Putins Abwehrpolitik gegen die expansive EU- und NATO-Osterweiterung und das noch immer unverminderte Weltherrschaftsstreben der USA, unterstützt von agierenden NGO und "bunten Revolutionskolonnen" in den ehemaligen Sowjetrepubliken der UdSSR, bezeichnet der Schreiber als "nationalistische russische Großmachtträume", verbunden "mit einer "ideologisch-missionarischen Botschaft". In dieser "reaktionären Offensive" werde vor allen die "Legende vom 'glorreichen' sowjetischen Antifaschismus" restauriert, nämlich "die Menschheit habe die Rettung vor der nationalsozialistischen Barbarei ausschließlich oder in erster Linie der Sowjetunion zu verdanken". Und Israels Präsident Schimon Peres habe sogar diesen "neuesten Tendenzen zur Relativierung oder Leugnung des Holocaust"(!) anlässlich der Einweihung eines Mahnmals zum Gedenken an den sowjetischen Sieg 1945 in Netanja gegenüber Putin zugestimmt: "Ich bin mir sicher, dass Russland, das den Faschismus geschlagen, hat, ähnliche Bedrohungen heute nicht zulassen wird."(1)

Herzinger behauptet, der deutsch-sowjetische Nichtangriffspakt vom 23. August 1939 habe den Weg für den faschistischen Überfall Nazideutschlands auf Polen erst freigemacht und den "Vernichtungskrieg Hitlers anfangs nicht nur zugelassen, sondern ihn sogar gefördert". Da dieser Vertrag eine "zentrale Schnittstelle dieser totalitären Interaktion" sei, müsse dieser Tag im Interesse einer "gesamteuropäischen Erinnerungskultur" zum europaweiten Gedenktag ausgerufen werden. Eine solche Aktion wappne die Europäer "zudem besser gegen Putins Versuche, sich qua Restauration des Bildes von der menschenfreundlichen Sowjetmacht die Legitimation für seine Pläne zur globalen Ausweitung des Einflusses Russlands und seines autoritären Staatsmodells zu verschaffen".[2]
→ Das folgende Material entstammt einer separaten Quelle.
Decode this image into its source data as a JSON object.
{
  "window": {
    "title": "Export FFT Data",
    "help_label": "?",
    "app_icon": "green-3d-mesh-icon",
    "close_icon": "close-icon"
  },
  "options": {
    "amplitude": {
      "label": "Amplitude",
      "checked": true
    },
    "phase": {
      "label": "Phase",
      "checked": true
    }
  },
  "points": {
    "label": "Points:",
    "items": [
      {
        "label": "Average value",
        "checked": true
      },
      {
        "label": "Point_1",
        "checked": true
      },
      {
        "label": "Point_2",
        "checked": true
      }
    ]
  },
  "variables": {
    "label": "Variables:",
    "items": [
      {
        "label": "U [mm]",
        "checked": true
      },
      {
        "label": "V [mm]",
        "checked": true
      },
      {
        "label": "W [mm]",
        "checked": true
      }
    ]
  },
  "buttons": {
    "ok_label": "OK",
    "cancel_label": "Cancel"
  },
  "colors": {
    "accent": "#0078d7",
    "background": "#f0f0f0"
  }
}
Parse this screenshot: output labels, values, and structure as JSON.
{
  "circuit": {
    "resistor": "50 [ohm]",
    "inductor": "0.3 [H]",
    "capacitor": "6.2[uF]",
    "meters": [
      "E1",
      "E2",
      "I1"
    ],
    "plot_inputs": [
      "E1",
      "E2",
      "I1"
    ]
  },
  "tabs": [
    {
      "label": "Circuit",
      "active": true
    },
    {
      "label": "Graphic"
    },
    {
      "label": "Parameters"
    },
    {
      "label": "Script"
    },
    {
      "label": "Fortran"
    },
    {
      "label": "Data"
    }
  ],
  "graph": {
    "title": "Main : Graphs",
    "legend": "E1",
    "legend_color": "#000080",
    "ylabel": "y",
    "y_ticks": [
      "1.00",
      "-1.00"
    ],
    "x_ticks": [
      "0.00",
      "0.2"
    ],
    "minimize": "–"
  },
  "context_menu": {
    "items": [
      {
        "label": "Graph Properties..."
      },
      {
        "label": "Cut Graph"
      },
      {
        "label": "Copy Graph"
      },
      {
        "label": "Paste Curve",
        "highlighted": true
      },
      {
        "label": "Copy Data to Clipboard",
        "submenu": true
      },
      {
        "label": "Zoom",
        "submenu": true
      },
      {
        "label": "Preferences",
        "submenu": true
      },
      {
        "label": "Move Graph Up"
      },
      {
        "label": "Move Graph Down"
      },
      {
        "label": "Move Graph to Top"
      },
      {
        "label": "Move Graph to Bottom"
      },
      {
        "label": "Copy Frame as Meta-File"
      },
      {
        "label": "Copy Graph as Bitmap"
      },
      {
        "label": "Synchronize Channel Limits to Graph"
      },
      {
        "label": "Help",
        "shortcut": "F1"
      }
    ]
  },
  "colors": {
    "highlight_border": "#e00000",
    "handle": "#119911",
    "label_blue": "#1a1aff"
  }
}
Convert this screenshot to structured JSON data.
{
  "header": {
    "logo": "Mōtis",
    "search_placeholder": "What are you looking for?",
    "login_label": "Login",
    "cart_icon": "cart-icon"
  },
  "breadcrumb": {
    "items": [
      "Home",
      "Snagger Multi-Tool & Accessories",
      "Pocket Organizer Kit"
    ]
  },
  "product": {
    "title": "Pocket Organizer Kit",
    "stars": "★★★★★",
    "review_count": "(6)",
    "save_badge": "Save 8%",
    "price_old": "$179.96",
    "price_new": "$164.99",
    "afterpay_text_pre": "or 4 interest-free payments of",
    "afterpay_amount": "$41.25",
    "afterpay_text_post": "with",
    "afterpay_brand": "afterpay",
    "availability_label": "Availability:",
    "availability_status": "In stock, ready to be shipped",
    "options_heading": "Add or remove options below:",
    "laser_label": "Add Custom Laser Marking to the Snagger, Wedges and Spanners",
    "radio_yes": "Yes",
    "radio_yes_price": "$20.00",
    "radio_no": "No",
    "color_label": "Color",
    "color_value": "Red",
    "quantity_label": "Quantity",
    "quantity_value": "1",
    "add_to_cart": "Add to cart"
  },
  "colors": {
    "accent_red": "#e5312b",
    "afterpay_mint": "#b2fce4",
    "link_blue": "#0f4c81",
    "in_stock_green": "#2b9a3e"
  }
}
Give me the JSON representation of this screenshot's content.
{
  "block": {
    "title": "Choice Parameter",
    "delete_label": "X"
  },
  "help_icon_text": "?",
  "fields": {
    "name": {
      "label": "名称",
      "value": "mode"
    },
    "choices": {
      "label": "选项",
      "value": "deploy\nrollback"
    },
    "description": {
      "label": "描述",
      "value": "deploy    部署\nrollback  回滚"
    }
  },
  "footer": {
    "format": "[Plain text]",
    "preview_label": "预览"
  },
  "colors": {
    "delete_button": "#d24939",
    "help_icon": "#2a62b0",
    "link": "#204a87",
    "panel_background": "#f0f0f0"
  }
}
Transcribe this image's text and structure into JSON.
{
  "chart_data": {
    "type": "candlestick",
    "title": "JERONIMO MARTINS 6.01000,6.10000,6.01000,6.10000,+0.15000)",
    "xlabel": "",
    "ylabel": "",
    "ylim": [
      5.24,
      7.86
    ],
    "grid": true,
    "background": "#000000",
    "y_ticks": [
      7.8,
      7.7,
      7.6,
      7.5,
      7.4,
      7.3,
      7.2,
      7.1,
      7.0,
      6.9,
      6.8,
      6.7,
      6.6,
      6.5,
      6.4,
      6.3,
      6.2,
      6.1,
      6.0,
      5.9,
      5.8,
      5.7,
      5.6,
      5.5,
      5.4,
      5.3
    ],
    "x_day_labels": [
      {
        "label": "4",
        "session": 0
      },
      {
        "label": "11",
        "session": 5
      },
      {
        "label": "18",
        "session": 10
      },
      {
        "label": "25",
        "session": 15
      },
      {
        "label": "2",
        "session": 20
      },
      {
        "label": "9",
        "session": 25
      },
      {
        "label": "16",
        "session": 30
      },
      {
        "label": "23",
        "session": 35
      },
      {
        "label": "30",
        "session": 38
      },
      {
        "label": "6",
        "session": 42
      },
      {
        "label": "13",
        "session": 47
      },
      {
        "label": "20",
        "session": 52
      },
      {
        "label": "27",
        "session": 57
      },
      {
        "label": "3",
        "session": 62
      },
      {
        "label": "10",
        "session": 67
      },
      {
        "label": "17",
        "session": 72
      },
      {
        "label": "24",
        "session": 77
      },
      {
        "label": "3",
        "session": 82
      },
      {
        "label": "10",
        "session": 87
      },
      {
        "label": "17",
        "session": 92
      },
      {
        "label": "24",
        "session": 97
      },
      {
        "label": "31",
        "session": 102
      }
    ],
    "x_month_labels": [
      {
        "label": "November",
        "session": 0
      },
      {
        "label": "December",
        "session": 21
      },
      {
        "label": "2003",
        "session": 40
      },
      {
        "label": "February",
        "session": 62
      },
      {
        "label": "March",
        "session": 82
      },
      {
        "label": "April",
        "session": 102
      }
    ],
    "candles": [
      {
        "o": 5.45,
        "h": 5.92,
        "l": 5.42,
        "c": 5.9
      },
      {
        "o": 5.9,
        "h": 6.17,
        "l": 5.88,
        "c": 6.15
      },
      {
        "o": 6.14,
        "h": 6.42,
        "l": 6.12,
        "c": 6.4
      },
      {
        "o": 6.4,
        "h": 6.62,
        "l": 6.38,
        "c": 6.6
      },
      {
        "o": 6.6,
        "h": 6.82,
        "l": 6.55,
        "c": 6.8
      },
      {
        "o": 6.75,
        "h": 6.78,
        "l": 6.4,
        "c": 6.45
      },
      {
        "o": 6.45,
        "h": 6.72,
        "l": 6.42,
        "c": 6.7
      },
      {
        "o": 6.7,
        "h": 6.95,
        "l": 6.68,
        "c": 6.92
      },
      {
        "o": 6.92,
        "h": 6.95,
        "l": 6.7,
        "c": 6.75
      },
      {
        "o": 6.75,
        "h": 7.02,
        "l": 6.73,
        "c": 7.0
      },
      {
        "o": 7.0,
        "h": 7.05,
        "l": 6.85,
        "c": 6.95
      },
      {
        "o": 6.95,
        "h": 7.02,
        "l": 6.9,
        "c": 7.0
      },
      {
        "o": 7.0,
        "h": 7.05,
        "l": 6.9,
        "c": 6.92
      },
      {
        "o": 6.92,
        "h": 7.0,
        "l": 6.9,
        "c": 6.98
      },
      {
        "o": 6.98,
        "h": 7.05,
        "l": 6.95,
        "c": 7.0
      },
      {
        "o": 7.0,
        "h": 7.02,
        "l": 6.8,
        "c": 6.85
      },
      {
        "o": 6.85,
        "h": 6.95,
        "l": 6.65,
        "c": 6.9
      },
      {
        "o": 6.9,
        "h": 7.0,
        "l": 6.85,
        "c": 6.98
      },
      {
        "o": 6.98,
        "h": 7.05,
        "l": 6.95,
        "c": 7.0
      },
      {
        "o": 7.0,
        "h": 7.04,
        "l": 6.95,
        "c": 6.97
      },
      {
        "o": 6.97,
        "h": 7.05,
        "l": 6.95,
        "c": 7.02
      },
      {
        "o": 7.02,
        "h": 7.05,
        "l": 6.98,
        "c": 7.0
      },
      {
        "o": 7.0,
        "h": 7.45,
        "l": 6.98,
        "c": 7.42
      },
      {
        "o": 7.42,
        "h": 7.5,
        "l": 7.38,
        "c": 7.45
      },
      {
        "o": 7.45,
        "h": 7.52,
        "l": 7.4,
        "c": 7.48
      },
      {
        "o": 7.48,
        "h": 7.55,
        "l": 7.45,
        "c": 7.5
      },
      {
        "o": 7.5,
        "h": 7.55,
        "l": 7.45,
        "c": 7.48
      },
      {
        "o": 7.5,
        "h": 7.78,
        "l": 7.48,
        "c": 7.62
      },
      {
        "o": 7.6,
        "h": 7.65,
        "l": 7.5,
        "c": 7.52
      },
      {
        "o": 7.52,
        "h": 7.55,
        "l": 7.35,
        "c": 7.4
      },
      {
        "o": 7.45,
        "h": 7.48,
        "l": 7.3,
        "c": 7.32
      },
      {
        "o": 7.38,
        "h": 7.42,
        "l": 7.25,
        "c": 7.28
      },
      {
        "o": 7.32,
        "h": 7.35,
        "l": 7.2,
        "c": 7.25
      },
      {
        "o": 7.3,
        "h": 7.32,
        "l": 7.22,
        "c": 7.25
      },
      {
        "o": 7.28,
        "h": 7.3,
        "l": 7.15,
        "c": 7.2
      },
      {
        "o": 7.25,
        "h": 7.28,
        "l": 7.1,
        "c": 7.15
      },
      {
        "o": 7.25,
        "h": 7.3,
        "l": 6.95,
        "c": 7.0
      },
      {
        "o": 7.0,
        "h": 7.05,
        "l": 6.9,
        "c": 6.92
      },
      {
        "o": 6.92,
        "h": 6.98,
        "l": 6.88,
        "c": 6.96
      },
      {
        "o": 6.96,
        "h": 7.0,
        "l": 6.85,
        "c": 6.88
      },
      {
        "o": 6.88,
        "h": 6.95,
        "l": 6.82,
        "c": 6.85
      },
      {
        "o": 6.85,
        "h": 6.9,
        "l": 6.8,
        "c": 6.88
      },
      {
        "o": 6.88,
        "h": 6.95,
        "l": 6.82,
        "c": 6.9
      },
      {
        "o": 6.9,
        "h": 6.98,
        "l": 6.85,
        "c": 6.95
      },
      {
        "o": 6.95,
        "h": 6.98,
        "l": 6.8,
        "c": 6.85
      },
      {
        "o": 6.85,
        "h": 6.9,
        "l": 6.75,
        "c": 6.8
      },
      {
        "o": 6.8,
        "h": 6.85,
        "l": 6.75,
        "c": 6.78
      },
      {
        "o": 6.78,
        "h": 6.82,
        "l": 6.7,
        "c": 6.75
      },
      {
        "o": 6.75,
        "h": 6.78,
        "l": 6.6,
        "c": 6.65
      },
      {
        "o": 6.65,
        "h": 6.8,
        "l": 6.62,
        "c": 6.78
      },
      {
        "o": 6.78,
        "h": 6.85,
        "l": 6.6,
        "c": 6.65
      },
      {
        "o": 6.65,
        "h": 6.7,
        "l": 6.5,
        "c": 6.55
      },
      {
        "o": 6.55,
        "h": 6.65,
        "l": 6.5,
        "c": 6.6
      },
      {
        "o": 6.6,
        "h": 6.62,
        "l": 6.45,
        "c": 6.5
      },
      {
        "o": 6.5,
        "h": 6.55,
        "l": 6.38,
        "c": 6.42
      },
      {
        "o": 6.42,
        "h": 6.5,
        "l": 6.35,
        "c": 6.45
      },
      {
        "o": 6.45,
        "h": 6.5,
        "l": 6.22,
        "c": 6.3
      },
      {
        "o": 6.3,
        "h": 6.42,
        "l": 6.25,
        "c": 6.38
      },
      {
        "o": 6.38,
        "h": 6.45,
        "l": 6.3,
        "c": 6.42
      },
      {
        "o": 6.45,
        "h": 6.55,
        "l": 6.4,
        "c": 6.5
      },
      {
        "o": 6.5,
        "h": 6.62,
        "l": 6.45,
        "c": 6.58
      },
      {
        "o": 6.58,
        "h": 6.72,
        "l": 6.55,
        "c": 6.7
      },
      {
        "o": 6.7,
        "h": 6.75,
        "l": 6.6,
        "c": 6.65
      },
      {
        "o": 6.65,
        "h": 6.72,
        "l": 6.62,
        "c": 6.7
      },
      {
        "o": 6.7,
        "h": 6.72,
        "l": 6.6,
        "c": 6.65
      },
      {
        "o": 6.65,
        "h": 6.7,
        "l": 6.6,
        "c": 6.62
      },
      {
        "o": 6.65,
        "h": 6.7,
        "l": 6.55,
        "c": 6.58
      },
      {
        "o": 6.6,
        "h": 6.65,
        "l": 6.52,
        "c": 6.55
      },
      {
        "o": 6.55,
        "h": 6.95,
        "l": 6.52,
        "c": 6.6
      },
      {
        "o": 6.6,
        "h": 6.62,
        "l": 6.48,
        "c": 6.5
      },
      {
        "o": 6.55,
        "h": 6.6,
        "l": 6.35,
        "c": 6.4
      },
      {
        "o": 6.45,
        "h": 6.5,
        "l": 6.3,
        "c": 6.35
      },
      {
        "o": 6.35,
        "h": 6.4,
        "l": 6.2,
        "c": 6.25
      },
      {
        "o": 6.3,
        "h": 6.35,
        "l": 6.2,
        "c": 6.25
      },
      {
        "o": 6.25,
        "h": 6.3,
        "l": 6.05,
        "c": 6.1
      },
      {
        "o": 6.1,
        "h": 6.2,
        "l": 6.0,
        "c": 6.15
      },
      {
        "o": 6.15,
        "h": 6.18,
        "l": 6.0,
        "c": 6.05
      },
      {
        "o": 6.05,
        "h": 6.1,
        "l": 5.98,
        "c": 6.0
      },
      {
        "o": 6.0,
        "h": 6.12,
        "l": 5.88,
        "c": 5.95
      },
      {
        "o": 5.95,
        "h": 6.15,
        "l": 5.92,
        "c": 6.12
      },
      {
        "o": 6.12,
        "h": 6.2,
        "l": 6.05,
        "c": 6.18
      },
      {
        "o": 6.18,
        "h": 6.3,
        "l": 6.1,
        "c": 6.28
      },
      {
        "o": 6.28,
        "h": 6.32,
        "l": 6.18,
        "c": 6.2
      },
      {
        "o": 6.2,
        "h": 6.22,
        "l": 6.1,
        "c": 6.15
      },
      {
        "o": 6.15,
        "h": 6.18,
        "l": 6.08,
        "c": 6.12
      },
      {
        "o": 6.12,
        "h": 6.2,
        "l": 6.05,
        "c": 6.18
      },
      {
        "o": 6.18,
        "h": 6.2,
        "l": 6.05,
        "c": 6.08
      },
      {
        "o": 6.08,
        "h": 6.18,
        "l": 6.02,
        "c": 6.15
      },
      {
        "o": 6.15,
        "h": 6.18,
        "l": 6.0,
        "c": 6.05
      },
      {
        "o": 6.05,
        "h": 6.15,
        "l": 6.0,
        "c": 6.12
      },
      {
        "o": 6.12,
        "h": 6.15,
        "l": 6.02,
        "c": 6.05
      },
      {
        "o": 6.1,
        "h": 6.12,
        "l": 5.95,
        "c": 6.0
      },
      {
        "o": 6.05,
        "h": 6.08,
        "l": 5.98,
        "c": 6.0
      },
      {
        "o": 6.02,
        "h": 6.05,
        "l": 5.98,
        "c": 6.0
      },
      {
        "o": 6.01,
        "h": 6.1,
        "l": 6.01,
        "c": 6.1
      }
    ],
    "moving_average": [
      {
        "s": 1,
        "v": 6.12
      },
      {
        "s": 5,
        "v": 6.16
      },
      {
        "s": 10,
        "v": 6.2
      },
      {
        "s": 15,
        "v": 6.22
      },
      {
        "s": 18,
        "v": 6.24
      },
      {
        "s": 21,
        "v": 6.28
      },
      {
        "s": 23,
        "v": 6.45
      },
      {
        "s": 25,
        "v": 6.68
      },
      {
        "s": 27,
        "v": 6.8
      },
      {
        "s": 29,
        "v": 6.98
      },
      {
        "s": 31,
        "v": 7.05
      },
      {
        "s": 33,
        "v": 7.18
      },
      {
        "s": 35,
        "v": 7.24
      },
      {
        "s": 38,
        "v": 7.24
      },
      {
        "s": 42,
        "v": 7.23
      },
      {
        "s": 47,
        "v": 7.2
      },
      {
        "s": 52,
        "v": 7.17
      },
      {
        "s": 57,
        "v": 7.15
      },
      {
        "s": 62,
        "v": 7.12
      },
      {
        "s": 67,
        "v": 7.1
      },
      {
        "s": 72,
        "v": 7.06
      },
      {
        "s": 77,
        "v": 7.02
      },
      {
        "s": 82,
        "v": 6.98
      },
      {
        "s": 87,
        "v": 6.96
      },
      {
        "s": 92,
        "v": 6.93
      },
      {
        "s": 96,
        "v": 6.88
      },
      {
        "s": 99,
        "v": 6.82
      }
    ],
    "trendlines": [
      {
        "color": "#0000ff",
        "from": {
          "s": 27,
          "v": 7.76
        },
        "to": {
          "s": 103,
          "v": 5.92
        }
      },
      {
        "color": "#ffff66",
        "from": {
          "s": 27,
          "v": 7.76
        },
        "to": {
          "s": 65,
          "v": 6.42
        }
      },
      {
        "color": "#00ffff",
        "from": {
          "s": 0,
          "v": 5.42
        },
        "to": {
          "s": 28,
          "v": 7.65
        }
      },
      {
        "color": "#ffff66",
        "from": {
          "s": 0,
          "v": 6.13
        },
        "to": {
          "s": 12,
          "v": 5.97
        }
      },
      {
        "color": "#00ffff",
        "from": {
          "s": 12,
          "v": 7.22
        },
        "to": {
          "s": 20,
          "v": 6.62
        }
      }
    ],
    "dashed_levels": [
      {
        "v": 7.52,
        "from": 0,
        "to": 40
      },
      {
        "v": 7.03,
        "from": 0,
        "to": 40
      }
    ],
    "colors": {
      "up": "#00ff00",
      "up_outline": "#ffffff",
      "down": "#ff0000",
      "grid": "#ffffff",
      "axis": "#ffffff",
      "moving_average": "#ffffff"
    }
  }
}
Ursachen und Ausbruch des Zweiten Weltkrieges lassen sich nicht auf den deutsch-sowjetischen Nichtangriffspakt vom August 1939 und sein Geheimabkommen reduzieren oder gar auf die Diktatoren Hitler und Stalin. Allerdings ebenso wenig auf die Appeasement-Politik Frankreichs und Großbritanniens in den 1930er Jahren. Das würde die eigentlichen Aggressoren, Nazideutschland und seine Verbündeten, genauso entlasten wie der Versuch, den Ausbruch des Zweiten Weltkrieges allein mit der Unzulänglichkeit der Versailler Friedensordnung 1919 zu erklären. Das Versailler Vertragswerk, dem die Völkerbundsatzung vorangestellt war, und auch nachgeordnete Völkerrechtsakte wie die Verträge von Locarno (1925) und Paris (1928) wurden von den herrschenden Kräften des besiegten Deutschland schon in der Weimarer Republik als "verbrecherischer Diktatfrieden" denunziert und unterlaufen.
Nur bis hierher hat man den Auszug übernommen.